Our comprehensive release is planned to include:

  • The Complete Datasets: This includes the full LaionAesthetics-GoT, JourneyDB-GoT, FLUX-GoT, and OmniEdit-GoT datasets, encompassing over 9 million examples.
  • All Data Components: For each example, we will provide the source prompt, the target image, and crucially, the structured GoT reasoning chain.
  • Code and Models: To ensure full reproducibility, we will also release our full source code and the pre-trained model weights.

To affirm our long-standing commitment to this, we would like to gently highlight that this intention was stated in our original submission in the Abstract (Line 21).


We trust these detailed explanations and new experimental results have fully addressed the reviewer's concerns. We will revise the manuscript to integrate these clarifications, particularly in the methodology and ablation study sections.

评论

Dear Reviewer,

Thank you for your time and insightful feedback on our submission. We have carefully addressed all concerns raised in our rebuttal and appreciate your valuable guidance. As the discussion phase nears its end, we kindly ask if our responses have adequately resolved your concerns. We are happy to provide any further details needed. Thank you again for your thoughtful review.

Best regards,

The Authors

最终决定

This paper introduces generation chain of thought (GoT). This is a new paradigm for visual synthesis where a Multimodal Large Language Model (MLLM) first generates an explicit, structured reasoning chain before any image is created. This chain details semantic relationships, object attributes, and precise spatial coordinates. This reasoning output then guides a diffusion model via a Semantic-Spatial Guidance Module (SSGM) in an end-to-end framework. The authors' central claim is that this reasoning-first approach improves performance on complex compositional generation and editing tasks, supported by a new dataset of over 9 million reasoning-annotated samples.

In terms of strengths, reviewers noted the original conceptual contribution of the work in tackling complex compositional generation (YwDX, oQpg). Another noted contribution is the creation of a large scale dataset with detailed reasoning chains (mkjA, YwDX, oQpg). Finally, the work was commended for its strong execution, achieving SOTA empirical results on both generation and editing tasks (mkjA, oQpg, YwDX).

As for weaknesses, concerns centered on evaluation and novelty. Reviewers mkjA and oQpg found the ablation study's design not convincing, arguing it didn't isolate the impact of the proposed approach from the dataset. Reviewer oQpg also noted the missing comparison to RPG. Reviewer mkjA also questioned the novelty, comparing the approach to existing prompt engineering techniques, suggesting the gains might primarily come from the new dataset.

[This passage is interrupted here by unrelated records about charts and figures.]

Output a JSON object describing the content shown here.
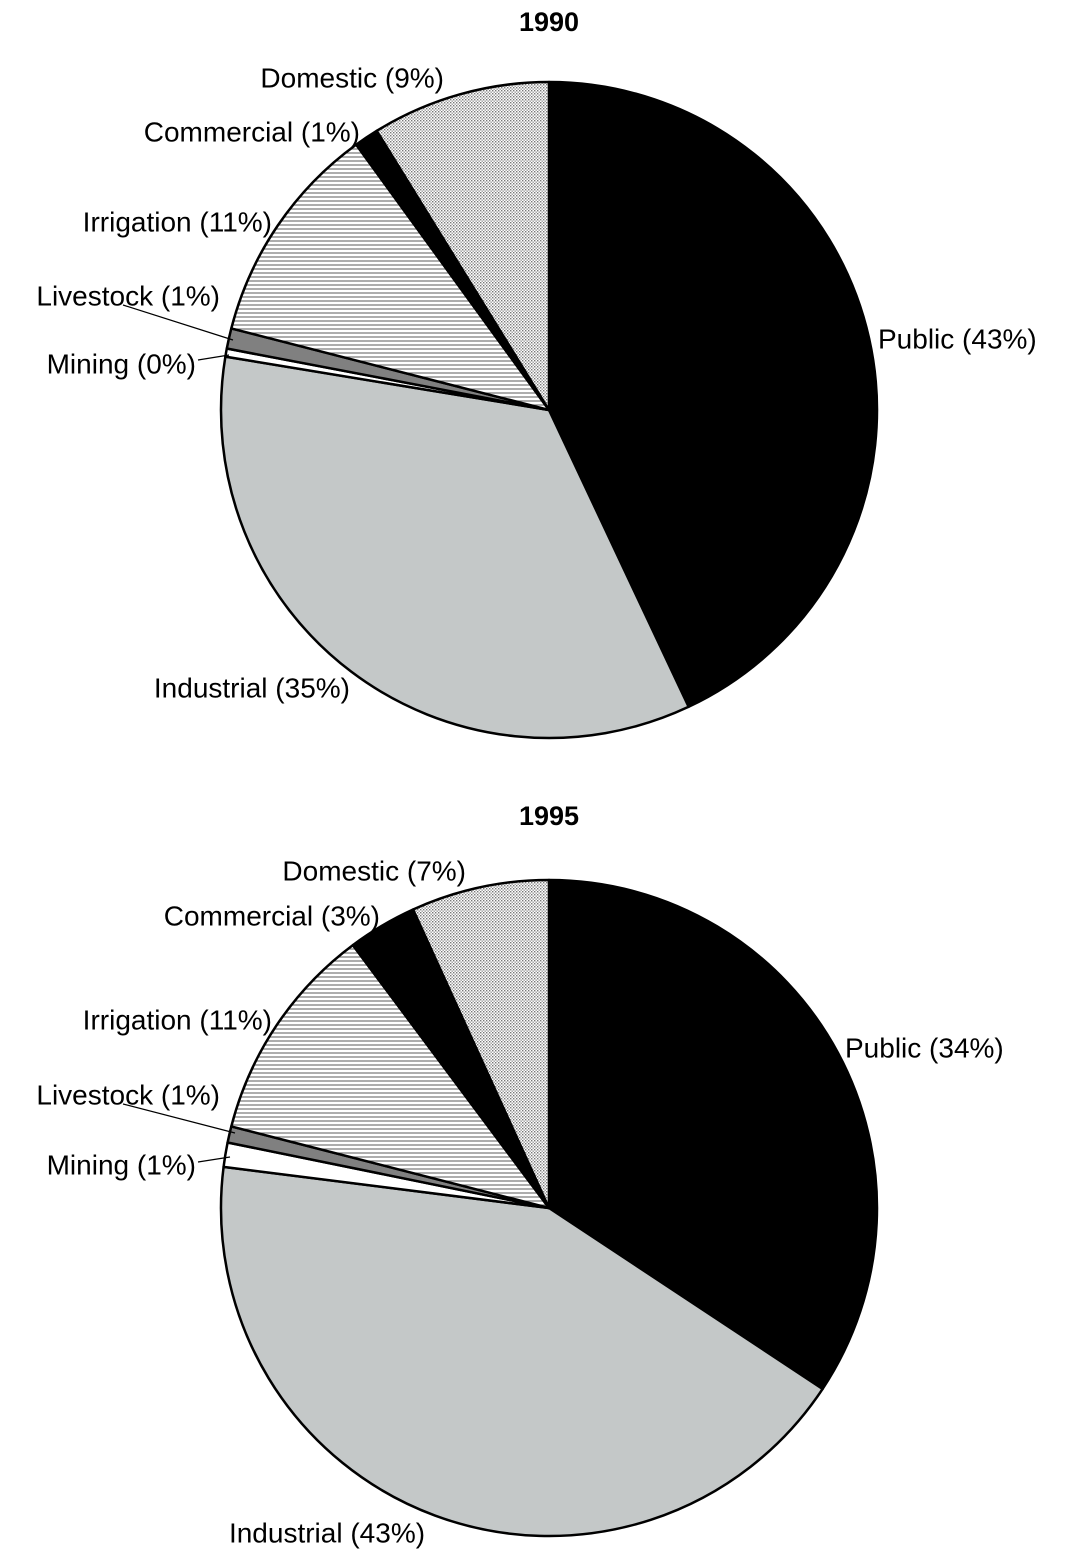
{
  "chart_data": [
    {
      "type": "pie",
      "title": "1990",
      "categories": [
        "Public (43%)",
        "Industrial (35%)",
        "Mining (0%)",
        "Livestock (1%)",
        "Irrigation (11%)",
        "Commercial (1%)",
        "Domestic (9%)"
      ],
      "values": [
        43,
        34.6,
        0.4,
        1.0,
        11.0,
        1.2,
        8.8
      ],
      "colors": [
        "#000000",
        "#c4c8c8",
        "#ffffff",
        "#808080",
        "hatch",
        "#000000",
        "dots"
      ]
    },
    {
      "type": "pie",
      "title": "1995",
      "categories": [
        "Public (34%)",
        "Industrial (43%)",
        "Mining (1%)",
        "Livestock (1%)",
        "Irrigation (11%)",
        "Commercial (3%)",
        "Domestic (7%)"
      ],
      "values": [
        34.3,
        42.7,
        1.2,
        0.8,
        10.8,
        3.4,
        6.8
      ],
      "colors": [
        "#000000",
        "#c4c8c8",
        "#ffffff",
        "#808080",
        "hatch",
        "#000000",
        "dots"
      ]
    }
  ]
}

The authors' rebuttal was effective, clarifying the ablation study's fairness and adding a new SOTA baseline (RPG) that showed a 27% performance gain. This resolved most concerns. However, Reviewer YwDX, kept their score because the paper's claim of being modular and easily extendable to other backbones was not supported by experimental evidence. While the authors provided a technical explanation, this lack of empirical proof on other architectures is a valid limitation. Reviewer mkjA also noted a missing ablation that would reveal if an end2end-trained latent embedding is really necessary. The AC urges the authors to adress remaining concerns.

Overall, the AC finds the work's contribution interesting and potentially impactful, introducing a novel paradigm and a dataset that will be useful for the community. The author's rebuttal addressed most concerns, and a unanimous positive consensus was achieved by the reviewers. The AC finds the paper passes the bar for acceptance.